Essayez de trouver quel est leur point commun. Comprenons le Royaume de Dieu comme l’autorité, la gouvernance de Dieu sur notre vie. Il met ou remet de l’ordre dans les priorités et les perspectives de notre vie.

– Concevons notre position de disciples comme un apprentissage de toute une vie sous la direction de Jésus. Il nous enseignera à vivre comme lui vivrait à notre place

–  Dieu adresse à chacun de nous un appel à le suivre, à le servir.
Cet appel doit déterminer notre vision de notre carrière et de notre position sur terre, de la discipline que nous nous fixons et de notre conscience de devoir des comptes dans tous les domaines de notre vie et à toute étape de notre existence.

– Développons une manière de penser et de réagir centrée sur le Christ.
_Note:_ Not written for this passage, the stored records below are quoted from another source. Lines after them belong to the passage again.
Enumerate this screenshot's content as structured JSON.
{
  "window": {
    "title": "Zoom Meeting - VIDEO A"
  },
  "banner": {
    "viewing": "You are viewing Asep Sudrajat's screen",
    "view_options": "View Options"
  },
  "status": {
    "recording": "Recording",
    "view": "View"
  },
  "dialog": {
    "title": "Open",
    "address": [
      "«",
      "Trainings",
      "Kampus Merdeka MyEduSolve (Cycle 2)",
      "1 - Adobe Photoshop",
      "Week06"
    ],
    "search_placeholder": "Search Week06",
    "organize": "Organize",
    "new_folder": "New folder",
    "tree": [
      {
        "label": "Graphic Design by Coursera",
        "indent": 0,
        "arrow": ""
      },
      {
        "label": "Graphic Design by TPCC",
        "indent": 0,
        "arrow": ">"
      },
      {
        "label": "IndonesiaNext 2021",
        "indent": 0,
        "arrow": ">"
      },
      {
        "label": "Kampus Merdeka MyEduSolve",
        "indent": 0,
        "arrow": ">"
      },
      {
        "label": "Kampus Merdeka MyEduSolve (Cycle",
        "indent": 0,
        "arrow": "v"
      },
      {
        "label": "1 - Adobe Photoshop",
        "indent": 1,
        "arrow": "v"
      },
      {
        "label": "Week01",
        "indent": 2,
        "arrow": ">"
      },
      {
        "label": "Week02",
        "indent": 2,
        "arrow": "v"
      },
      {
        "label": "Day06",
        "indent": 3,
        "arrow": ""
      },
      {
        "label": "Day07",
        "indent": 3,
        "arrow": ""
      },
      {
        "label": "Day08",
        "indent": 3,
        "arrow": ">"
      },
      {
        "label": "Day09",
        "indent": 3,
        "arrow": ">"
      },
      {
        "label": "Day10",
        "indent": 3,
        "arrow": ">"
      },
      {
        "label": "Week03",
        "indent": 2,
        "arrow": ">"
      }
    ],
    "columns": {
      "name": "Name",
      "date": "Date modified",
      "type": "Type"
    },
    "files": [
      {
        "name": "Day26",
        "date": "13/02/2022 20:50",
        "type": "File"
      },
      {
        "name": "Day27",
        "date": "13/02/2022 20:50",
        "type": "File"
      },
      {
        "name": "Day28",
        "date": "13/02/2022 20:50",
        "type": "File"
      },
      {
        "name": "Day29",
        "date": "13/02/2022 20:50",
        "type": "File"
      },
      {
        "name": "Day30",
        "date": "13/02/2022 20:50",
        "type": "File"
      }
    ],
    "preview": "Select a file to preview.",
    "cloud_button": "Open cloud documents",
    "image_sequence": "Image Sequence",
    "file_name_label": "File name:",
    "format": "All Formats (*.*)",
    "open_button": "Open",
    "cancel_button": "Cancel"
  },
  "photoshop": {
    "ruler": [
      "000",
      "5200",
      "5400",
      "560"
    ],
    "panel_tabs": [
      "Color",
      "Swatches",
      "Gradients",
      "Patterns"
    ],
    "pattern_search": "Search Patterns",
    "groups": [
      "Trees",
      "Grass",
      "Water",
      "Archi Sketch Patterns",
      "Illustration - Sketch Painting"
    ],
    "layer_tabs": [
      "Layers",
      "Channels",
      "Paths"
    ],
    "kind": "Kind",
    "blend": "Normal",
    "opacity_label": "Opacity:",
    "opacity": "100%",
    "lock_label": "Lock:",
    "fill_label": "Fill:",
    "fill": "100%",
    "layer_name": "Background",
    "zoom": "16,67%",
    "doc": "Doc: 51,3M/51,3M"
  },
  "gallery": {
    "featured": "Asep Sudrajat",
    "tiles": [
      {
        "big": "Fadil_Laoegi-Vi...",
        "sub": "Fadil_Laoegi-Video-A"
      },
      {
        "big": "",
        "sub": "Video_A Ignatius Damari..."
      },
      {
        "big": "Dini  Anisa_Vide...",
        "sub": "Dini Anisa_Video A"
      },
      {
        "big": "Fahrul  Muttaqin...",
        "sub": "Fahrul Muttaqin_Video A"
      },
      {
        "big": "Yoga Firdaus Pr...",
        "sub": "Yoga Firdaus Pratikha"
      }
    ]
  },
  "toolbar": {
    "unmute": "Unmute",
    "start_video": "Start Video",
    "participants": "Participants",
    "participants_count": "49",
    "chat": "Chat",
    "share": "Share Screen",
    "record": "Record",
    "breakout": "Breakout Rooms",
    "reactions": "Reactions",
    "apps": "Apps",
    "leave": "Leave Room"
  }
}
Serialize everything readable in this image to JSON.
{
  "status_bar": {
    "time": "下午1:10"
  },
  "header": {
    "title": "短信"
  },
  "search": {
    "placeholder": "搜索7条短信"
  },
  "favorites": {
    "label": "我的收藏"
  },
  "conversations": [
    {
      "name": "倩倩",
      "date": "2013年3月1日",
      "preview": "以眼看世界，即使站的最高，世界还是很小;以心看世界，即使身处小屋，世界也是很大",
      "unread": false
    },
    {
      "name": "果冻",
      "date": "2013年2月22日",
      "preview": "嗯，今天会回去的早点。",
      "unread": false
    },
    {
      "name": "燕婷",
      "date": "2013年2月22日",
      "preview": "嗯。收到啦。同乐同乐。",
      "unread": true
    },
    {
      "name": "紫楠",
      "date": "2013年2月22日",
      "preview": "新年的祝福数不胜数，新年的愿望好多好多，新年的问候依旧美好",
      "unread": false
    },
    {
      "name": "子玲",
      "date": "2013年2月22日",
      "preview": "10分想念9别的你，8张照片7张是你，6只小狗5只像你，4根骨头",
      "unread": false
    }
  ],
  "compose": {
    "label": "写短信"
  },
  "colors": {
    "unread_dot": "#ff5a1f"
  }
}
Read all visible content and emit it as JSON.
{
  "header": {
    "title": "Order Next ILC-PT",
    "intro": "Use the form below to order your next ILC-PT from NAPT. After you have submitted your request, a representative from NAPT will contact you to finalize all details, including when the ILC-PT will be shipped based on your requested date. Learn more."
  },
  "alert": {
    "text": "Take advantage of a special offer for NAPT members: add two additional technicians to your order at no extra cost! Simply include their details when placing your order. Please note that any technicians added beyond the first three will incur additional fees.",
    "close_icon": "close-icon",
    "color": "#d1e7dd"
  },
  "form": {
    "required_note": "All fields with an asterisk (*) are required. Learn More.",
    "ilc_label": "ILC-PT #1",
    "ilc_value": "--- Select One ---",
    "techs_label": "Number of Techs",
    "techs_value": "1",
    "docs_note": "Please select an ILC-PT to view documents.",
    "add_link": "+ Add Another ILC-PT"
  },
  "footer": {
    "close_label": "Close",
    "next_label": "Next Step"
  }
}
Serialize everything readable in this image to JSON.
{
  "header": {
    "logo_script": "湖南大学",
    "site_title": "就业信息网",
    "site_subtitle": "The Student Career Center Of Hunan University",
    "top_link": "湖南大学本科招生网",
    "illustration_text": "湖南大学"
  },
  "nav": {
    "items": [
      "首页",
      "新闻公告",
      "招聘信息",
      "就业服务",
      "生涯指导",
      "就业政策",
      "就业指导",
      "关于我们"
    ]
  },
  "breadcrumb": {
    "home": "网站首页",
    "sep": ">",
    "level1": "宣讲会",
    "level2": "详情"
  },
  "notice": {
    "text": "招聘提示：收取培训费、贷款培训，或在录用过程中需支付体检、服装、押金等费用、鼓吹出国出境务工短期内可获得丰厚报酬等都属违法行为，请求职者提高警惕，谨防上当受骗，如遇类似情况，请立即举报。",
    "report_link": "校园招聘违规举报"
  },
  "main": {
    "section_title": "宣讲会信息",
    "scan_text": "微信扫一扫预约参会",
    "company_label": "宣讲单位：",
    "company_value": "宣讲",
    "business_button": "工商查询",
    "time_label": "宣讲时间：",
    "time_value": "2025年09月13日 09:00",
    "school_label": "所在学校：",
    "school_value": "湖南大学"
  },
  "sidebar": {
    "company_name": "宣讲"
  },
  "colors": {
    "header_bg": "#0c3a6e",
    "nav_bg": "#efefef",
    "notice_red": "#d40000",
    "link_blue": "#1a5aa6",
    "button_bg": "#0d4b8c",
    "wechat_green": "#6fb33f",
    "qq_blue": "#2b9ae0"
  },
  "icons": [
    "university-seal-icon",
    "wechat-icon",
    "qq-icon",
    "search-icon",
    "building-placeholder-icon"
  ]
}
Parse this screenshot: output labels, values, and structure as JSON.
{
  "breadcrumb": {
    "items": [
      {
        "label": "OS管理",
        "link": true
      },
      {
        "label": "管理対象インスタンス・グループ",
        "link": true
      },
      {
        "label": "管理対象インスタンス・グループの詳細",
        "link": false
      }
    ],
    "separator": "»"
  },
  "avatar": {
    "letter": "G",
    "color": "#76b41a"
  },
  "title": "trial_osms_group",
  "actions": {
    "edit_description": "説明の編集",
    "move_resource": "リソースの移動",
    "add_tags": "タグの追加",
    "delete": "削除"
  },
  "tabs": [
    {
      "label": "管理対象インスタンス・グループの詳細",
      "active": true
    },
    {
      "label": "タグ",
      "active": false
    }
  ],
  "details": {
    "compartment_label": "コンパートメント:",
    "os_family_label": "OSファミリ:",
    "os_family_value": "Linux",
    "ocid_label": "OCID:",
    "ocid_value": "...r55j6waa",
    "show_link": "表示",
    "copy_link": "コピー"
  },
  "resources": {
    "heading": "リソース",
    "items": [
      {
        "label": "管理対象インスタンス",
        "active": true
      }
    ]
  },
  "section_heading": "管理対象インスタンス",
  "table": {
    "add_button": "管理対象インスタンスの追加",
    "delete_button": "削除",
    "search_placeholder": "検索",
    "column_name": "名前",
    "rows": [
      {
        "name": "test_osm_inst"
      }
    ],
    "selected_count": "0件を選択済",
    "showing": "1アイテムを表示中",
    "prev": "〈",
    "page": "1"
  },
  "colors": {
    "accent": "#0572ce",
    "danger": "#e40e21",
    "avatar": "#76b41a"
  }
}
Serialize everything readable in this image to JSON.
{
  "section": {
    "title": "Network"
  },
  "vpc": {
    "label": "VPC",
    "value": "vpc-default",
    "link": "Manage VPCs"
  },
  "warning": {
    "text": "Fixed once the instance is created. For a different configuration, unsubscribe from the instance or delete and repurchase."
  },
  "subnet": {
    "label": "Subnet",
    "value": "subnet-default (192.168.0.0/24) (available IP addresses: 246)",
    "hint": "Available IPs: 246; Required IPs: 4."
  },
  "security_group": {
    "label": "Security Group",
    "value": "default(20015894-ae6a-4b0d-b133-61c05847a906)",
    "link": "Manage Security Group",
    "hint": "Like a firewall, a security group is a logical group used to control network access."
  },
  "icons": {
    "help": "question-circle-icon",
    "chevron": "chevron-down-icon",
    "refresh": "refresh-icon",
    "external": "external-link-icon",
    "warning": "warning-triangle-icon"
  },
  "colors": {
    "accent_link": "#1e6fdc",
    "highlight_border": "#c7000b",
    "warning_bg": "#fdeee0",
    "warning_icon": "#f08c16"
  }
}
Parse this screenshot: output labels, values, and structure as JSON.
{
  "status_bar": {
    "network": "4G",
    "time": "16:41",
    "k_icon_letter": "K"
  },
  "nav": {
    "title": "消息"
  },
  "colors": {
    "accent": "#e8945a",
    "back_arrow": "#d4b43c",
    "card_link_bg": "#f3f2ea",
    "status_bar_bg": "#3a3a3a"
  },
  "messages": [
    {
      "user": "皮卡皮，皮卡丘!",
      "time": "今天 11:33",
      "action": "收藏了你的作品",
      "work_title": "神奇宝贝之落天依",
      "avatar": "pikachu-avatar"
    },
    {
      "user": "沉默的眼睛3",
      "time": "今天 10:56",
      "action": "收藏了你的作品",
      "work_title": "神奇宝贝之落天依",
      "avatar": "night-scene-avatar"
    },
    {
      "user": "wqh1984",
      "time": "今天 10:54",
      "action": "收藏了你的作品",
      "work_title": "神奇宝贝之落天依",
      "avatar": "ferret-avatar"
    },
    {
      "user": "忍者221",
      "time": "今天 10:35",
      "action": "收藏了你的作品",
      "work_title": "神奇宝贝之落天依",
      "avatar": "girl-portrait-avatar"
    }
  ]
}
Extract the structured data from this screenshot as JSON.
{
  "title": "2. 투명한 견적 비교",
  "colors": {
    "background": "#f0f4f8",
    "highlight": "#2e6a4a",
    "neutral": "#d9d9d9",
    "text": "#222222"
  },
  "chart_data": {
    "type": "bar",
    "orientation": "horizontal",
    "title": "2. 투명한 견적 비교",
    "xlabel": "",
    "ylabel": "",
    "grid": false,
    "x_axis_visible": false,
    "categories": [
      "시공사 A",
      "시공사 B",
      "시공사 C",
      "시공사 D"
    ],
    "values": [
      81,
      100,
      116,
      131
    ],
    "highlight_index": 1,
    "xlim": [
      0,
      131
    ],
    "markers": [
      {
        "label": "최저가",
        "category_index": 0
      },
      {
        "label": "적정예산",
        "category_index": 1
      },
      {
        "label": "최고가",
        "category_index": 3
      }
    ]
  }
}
Et si nous voulons arriver à cela, le Seigneur nous l’accordera en transformant notre mentalité dans ce sens.

– Dans la ou les formes de témoignage qui nous sont le plus naturelles, demandons à Dieu une force de persuasion naturelle qui transmette à l’interlocuteur le message et la personnalité du Christ.

 

Peut-être avez-vous reconnu le trait commun à ces cinq caractéristiques d’une vie chrétienne conséquente. Ce que les Réformateurs au XVIe s. appelaient Sola Scriptura, l’Ecriture seule. C’est le fait de subordonner toute autorité humaine à celle de la Parole de Dieu. On accorde alors plus de poids et d’efficacité spirituels à la révélation biblique, plutôt qu’à un certain nombre d’idoles concurrentes.

Jean nous rappelle avec force trois certitudes de cette révélation

Nous savons que les gens nés de Dieu sont protégés par le Fils de Dieu contre le péché. Ils peuvent compter sur cette vigilance du Seigneur en leur faveur.
Nous savons que nous appartenons à Dieu et non au diable qui a perdu ses droits sur nous.
Nous savons que le Fils de Dieu incarné sur terre nous a donné l’intelligence, le discernement pour connaître de mieux en mieux son Père et reconnaître l’égalité divine du Père et du Fils.

Ces certitudes sont une petite partie de l’héritage céleste inaliénable que nous a apporté du ciel le Fils de Dieu. En comparaison le plus impressionnante des idoles sombre dans le ridicule.